At Trizoun, we are two founders building websites, apps, games, and offerings in parallel. That only works when we treat the team size as a feature, not a limitation.
What actually scales with two people
- One goal per cycle — trust, a live project, a contact path, a testable MVP. Not three strategies at once.
- Content outside the code — team profiles, projects, and blog posts in markdown (
INPUT/) so copy changes do not require a deploy ritual. - Clear ownership — one person leads market and narrative, the other leads architecture and agent workflows; both review what goes live.

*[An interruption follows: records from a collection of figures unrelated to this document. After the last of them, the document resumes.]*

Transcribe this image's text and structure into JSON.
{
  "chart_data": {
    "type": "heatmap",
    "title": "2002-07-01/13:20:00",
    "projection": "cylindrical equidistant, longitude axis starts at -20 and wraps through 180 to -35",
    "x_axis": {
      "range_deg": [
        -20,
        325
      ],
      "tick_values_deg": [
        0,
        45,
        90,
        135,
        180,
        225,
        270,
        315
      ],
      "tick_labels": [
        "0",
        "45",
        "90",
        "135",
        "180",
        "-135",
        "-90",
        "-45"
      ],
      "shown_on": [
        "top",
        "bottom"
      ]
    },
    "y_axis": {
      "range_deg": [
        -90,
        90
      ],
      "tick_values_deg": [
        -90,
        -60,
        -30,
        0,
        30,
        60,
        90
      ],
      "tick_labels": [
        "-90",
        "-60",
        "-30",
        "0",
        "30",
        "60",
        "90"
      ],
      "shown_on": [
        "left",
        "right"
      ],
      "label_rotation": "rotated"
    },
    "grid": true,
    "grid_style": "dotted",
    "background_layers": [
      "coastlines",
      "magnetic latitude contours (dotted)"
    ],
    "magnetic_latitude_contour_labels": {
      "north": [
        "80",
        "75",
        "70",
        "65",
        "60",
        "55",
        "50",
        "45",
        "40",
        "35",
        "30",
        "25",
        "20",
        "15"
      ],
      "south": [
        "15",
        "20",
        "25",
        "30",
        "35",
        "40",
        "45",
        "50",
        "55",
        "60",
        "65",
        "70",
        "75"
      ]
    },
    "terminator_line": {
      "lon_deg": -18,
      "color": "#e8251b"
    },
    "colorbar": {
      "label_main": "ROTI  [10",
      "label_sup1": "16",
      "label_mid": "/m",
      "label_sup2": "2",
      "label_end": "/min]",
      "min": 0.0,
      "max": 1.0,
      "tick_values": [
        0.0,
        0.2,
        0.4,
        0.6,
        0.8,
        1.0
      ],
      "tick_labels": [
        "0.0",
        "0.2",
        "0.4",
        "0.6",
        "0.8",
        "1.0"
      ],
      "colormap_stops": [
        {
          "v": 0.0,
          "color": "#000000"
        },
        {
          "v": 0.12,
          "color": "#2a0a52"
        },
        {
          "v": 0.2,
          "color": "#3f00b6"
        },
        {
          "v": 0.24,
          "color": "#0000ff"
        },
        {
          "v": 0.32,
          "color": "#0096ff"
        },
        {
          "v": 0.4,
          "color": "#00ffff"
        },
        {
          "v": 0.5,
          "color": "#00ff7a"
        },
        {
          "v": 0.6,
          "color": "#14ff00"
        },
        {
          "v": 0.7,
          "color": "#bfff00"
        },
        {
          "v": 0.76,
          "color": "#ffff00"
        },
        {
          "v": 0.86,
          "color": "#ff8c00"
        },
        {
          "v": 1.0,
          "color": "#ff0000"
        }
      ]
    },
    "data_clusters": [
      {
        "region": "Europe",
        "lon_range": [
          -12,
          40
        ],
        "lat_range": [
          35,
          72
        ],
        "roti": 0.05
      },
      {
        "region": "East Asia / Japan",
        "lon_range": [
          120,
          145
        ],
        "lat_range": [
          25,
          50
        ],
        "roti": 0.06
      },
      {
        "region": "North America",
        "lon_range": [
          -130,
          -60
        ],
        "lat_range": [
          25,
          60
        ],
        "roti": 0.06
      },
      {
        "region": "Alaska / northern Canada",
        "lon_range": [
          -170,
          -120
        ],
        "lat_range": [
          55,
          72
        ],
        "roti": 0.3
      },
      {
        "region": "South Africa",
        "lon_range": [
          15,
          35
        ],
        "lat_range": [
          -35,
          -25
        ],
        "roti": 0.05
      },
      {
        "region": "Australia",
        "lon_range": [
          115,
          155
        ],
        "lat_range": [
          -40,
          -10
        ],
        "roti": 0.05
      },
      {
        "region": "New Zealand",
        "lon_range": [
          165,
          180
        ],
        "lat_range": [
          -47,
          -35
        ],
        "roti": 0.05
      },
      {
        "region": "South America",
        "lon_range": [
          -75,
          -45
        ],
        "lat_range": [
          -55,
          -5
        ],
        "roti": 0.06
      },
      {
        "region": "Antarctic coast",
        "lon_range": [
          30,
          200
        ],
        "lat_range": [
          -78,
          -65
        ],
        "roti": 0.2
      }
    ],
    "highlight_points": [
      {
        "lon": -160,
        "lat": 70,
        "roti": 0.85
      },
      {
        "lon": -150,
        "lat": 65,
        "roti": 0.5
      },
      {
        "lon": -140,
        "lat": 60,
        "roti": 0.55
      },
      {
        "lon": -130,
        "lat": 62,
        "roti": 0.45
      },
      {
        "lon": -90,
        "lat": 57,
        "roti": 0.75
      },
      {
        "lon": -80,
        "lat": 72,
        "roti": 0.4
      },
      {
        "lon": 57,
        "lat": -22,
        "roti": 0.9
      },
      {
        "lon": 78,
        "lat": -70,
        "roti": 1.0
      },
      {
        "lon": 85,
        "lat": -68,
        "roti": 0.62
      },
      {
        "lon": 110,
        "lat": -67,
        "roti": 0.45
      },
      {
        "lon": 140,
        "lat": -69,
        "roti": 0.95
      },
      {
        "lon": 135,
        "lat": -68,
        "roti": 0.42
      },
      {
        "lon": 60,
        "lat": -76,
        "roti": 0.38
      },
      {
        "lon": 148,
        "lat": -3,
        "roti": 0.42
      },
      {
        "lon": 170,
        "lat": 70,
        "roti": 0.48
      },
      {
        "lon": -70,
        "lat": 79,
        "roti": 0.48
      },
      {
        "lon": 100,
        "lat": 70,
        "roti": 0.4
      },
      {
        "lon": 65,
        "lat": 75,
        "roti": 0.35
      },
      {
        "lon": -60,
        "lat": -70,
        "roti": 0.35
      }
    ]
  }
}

- Fast feedback — we test the market and our capability by delivering, not by adding another slide deck.
What we avoid
- Rebuilding the same UI abstraction for every project
- “Innovation theatre” without a URL or binary someone can try
- Process copied from enterprises that needed process because they had dozens of teams
The honest constraint
We often run at fractional focus — family, employment, and Trizoun share the same calendar. Small-team discipline means choosing small, finishable slices so progress stays visible even when the week is fragmented.
If you are a two-person team: optimize for shipping and learning, not for looking like a larger org. Your advantage is speed and coherence — use it.